Por que a poluição não deveria ser sua desculpa para pular treinos

(Reuters Health) – Mesmo quando a fumaça do trânsito permeia o ar, ainda é melhor para o seu coração se você for ao ar livre e se exercitar do que se passar o dia inteiro sentado lá dentro, sugere um estudo recente.

Embora o exercício esteja ligado a uma variedade de benefícios para a saúde, incluindo a redução do risco de doenças cardiovasculares, a exposição à poluição do ar tem sido associada a um aumento do risco de ataques cardíacos, asma e doença pulmonar obstrutiva crônica (DPOC), segundo a autora do estudo Nadine Kubesch. da Universidade de Copenhague, na Dinamarca, disse em um comunicado.

Para o estudo, Kubesch e seus colegas examinaram dados sobre exposição à poluição do ar, hábitos de exercícios e hospitalizações ou fatalidades relacionadas a ataques cardíacos para 51.868 adultos na Dinamarca com idades entre 50 e 65. Durante um período médio de acompanhamento de quase 18 anos, 3.260 participantes ou 6 por cento tiveram um ataque cardíaco inicial ou recorrente.

As pessoas que vivem em áreas com altos níveis de poluição do ar foram 17 por cento mais propensos a ter um ataque cardíaco durante o estudo do que os moradores de áreas de baixa poluição, segundo o estudo. E aqueles que tiveram um histórico de ataque cardíaco no início do estudo foram 39% mais propensos a ter um ataque cardíaco durante o acompanhamento quando viviam em áreas de alta poluição.

O exercício, no entanto, pareceu ajudar mesmo quando as pessoas viviam em lugares poluídos. Adultos que praticavam regularmente esportes em regiões com altos níveis de poluição do ar, por exemplo, tinham 21 por cento menos probabilidade de ter um ataque cardíaco do que pessoas inativas.

“Nosso estudo mostra que a atividade física, mesmo durante a exposição à poluição do ar. . . pode reduzir o risco de ataque cardíaco ”, disse Kubesch em um comunicado. “Nossa pesquisa apóia a evidência existente de que mesmo níveis moderados de atividade física regular, como o deslocamento ativo, são suficientemente intensos para obter esses benefícios para a saúde”.

Os pesquisadores analisaram esportes, ciclismo, caminhadas e jardinagem e encontraram todas essas atividades, exceto dar um passeio, associado a um menor risco de ataque cardíaco.

Entre as pessoas que já tinham história de ataque cardíaco, ciclismo, jardinagem e caminhada, todas estavam associadas a um risco menor de repetição de episódios.

Não foi preciso muita coisa para fazer diferença também.

Em comparação com pessoas que têm menos de meia hora por semana de atividade física, as que obtiveram de meia hora a quatro horas de exercício tiveram 23% menos chances de ter um primeiro ataque cardíaco e pessoas que trabalharam mais de quatro horas. teve 28 por cento menor risco.

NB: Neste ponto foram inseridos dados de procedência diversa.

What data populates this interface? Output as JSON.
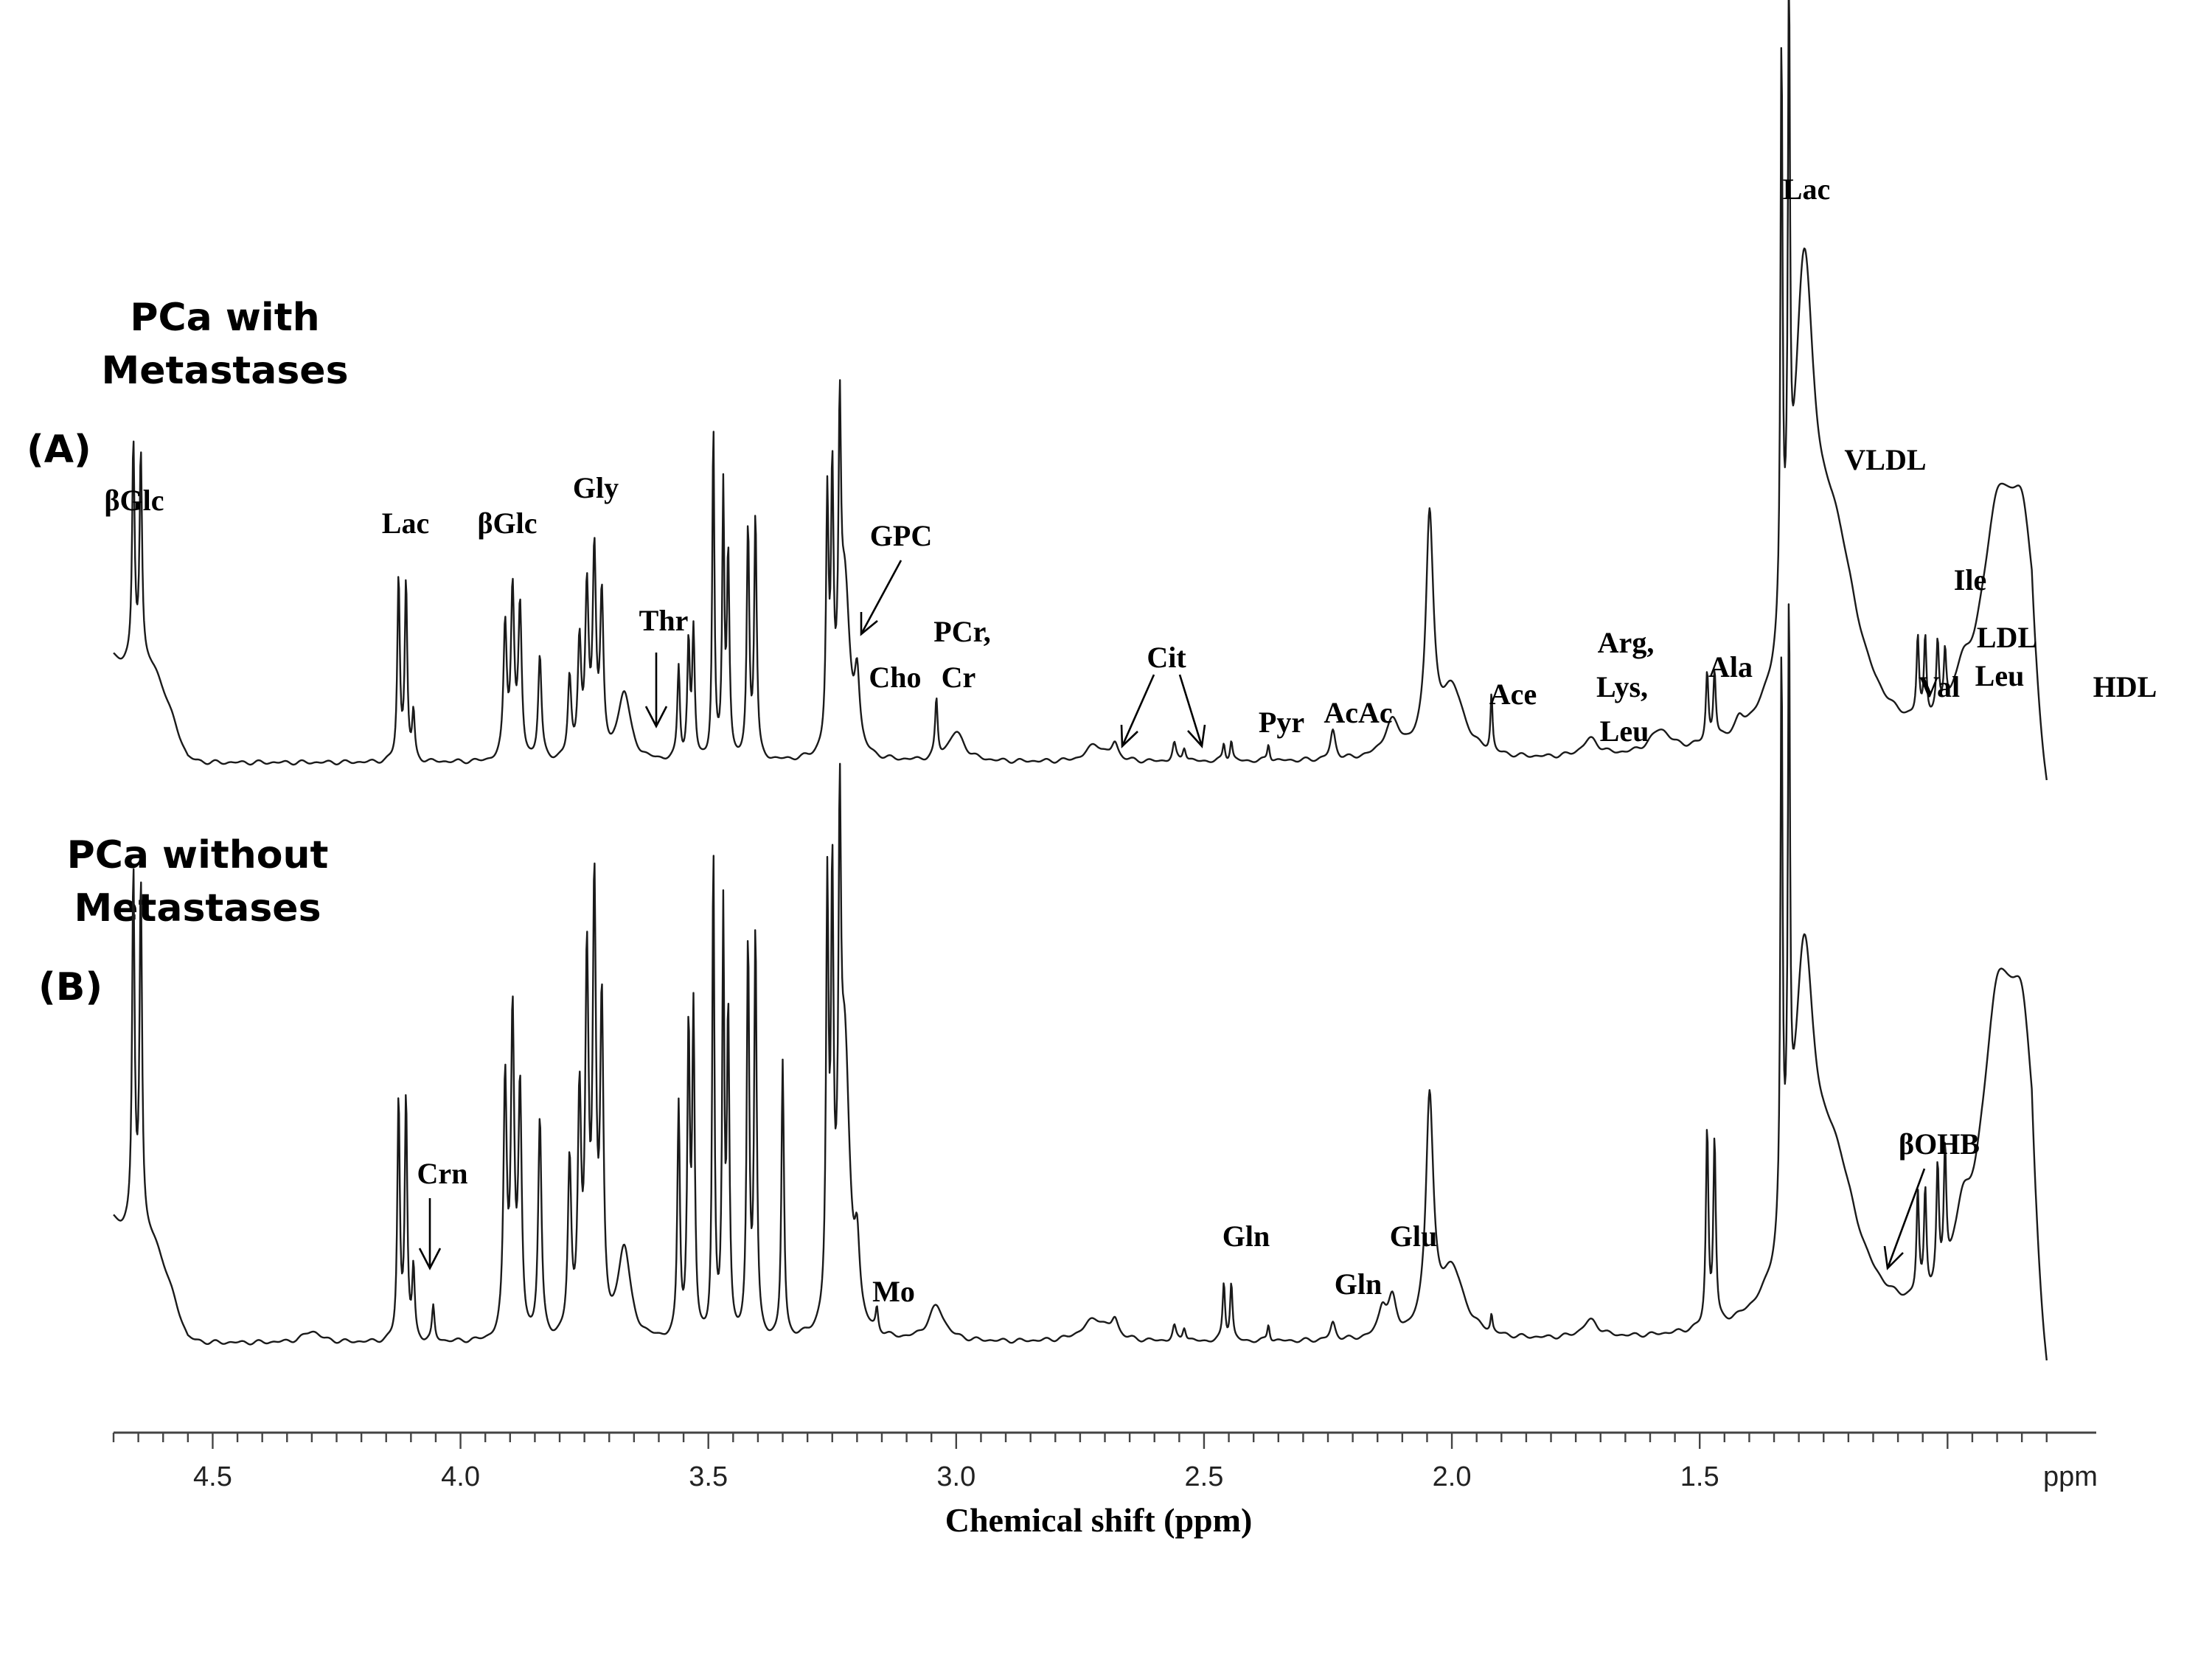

Quando os pesquisadores analisaram apenas a atividade física ao ar livre, de meia hora a quatro horas por semana foi associada a um risco de ataque cardíaco 19% menor e mais de quatro horas foram associadas a um risco 24% menor.

Para os ataques cardíacos repetidos, o exercício ao ar livre também pareceu ajudar: meia hora a quatro horas de atividade foi associada a um risco 45% menor de outro ataque cardíaco, e mais de quatro horas reduziram o risco pela metade.

O estudo não foi um experimento controlado projetado para provar se ou como a exposição à poluição ou os hábitos de exercícios podem afetar diretamente o risco de ataque cardíaco. Outra limitação é que os pesquisadores não tinham dados sobre quaisquer mudanças nos hábitos de exercício dos participantes ou exposição à poluição do ar ao longo do tempo.

Além disso, a região de estudo não incluiu áreas com níveis de poluição excepcionalmente altos, portanto, os resultados não podem ser generalizados para essas condições.

Também é importante notar que o exercício em um local com maior poluição do ar não será tão benéfico quanto a mesma atividade física em um lugar com ar mais limpo, disse o Dr. George Thurston, diretor do Programa de Exposições Humanas e Efeitos à Saúde em Nova York. Faculdade de Medicina da Universidade de Nova York.

“O exercício é bom para o coração, independentemente da poluição do ar, mas exercitar-se com baixa poluição é mais saudável do que correr com muita poluição”, disse Thurston, que não participou do estudo, por e-mail. “Esta precaução contra o exercício em alta poluição do ar é ainda mais importante para ter cuidado se as pessoas têm uma condição respiratória ou cardíaca pré-existente.”

FONTE: bit.ly/2LqsZN4 Jornal da American Heart Association, on-line 18 de julho de 2018.